Blake was also heard on Country Format WKLB-FM owned by Fairbanks Communication's for three years hosting Afternoon Drive.

She then spent 9 years at Entercom, Boston – CHR/Rhythmic station Star 93.7 WQSX (now WEEI-FM) co-hosting Morning Drive.

In October 2005, Blake joined CBS Radio's Variety Hits station 103.3 WODS (Oldies 103) in Boston, hosting the Afternoon Drive position from 2:00 p.m. to 6:00 p.m.

In September 2008, she moved to the Morning Drive slot on WODS and was heard on-the-air weekdays from 6:00 a.m. to 9:00 a.m.

In August 2012, Karen began working on-air at CBS station Mix 104.1 WBMX Boston.

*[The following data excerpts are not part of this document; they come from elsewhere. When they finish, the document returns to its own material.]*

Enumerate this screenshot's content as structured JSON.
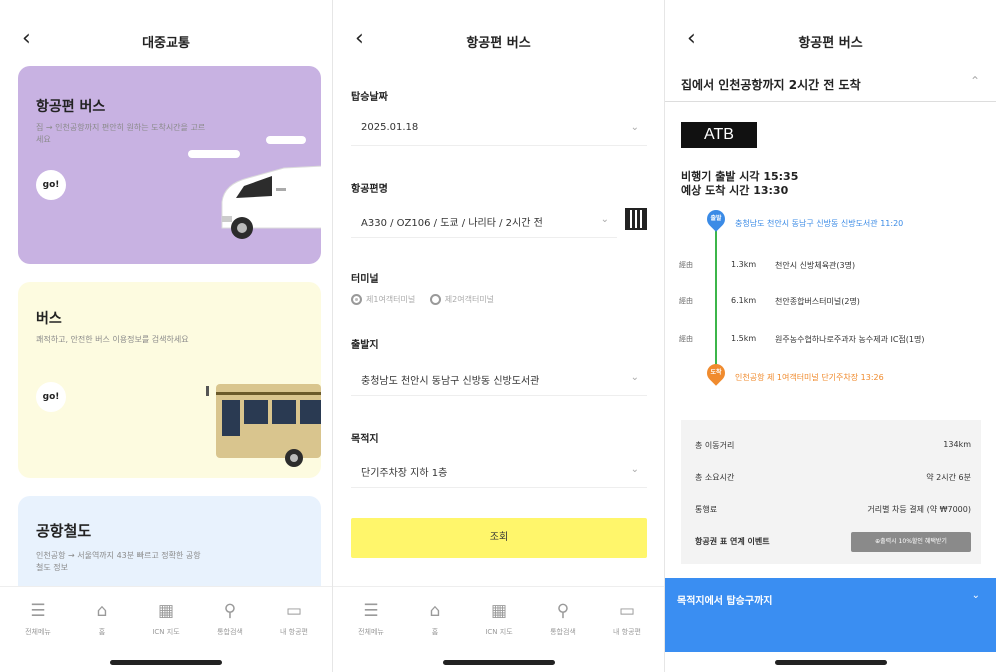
{
  "colors": {
    "purple_card": "#c8b2e2",
    "yellow_card": "#fdfbe0",
    "blue_card": "#e8f2fd",
    "search_button": "#fff66b",
    "route_line": "#3cb54a",
    "start_pin": "#3b8be6",
    "end_pin": "#f08b2e",
    "blue_panel": "#3a8ef2"
  },
  "screen1": {
    "back": "‹",
    "title": "대중교통",
    "cards": [
      {
        "title": "항공편 버스",
        "desc": "집 → 인천공항까지 편안히 원하는 도착시간을 고르세요",
        "go": "go!"
      },
      {
        "title": "버스",
        "desc": "쾌적하고, 안전한 버스 이용정보를 검색하세요",
        "go": "go!"
      },
      {
        "title": "공항철도",
        "desc": "인천공항 → 서울역까지 43분 빠르고 정확한 공항철도 정보"
      }
    ]
  },
  "tabbar": [
    {
      "icon": "menu-icon",
      "glyph": "☰",
      "label": "전체메뉴"
    },
    {
      "icon": "home-icon",
      "glyph": "⌂",
      "label": "홈"
    },
    {
      "icon": "map-icon",
      "glyph": "▦",
      "label": "ICN 지도"
    },
    {
      "icon": "search-icon",
      "glyph": "⚲",
      "label": "통합검색"
    },
    {
      "icon": "ticket-icon",
      "glyph": "▭",
      "label": "내 항공편"
    }
  ],
  "screen2": {
    "back": "‹",
    "title": "항공편 버스",
    "date_label": "탑승날짜",
    "date_value": "2025.01.18",
    "flight_label": "항공편명",
    "flight_value": "A330 / OZ106 / 도쿄 / 나리타 / 2시간 전",
    "terminal_label": "터미널",
    "terminal_options": [
      "제1여객터미널",
      "제2여객터미널"
    ],
    "origin_label": "출발지",
    "origin_value": "충청남도 천안시 동남구 신방동 신방도서관",
    "dest_label": "목적지",
    "dest_value": "단기주차장 지하 1층",
    "search_label": "조회",
    "chevron": "⌄"
  },
  "screen3": {
    "back": "‹",
    "title": "항공편 버스",
    "section_title": "집에서 인천공항까지 2시간 전 도착",
    "section_chevron": "⌃",
    "atb": "ATB",
    "departure": "비행기 출발 시각 15:35",
    "arrival": "예상 도착 시간 13:30",
    "start_pin": "출발",
    "start_stop": "충청남도 천안시 동남구 신방동 신방도서관 11:20",
    "vias": [
      {
        "tag": "經由",
        "dist": "1.3km",
        "name": "천안시 신방체육관(3명)"
      },
      {
        "tag": "經由",
        "dist": "6.1km",
        "name": "천안종합버스터미널(2명)"
      },
      {
        "tag": "經由",
        "dist": "1.5km",
        "name": "원주농수협하나로주과자 농수제과 IC점(1명)"
      }
    ],
    "end_pin": "도착",
    "end_stop": "인천공항 제 1여객터미널 단기주차장 13:26",
    "info": [
      {
        "k": "총 이동거리",
        "v": "134km"
      },
      {
        "k": "총 소요시간",
        "v": "약 2시간 6분"
      },
      {
        "k": "통행료",
        "v": "거리별 차등 결제 (약 ₩7000)"
      }
    ],
    "event_label": "항공권 표 연계 이벤트",
    "event_button": "⊕출력시 10%할인 혜택받기",
    "panel_title": "목적지에서 탑승구까지",
    "panel_chevron": "⌄"
  }
}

Beginning in February 2014, Blake began hosting mornings at WQRC “999TheQ” on Cape Cod.

On April 15, 2019, Karen began hosting afternoons at WMJX (Magic 106.7) in Boston from 2:00 p.m. to 7:00 p.m.

== Honors and awards ==
Blake was voted Boston's most popular DJ by the Boston Herald Readers' Poll. She was also voted Boston's most popular DJ by the Rhode Island Journal. She has received accolades in many national magazines. Blake also received a nomination as "Major Market Air Personality of the Year."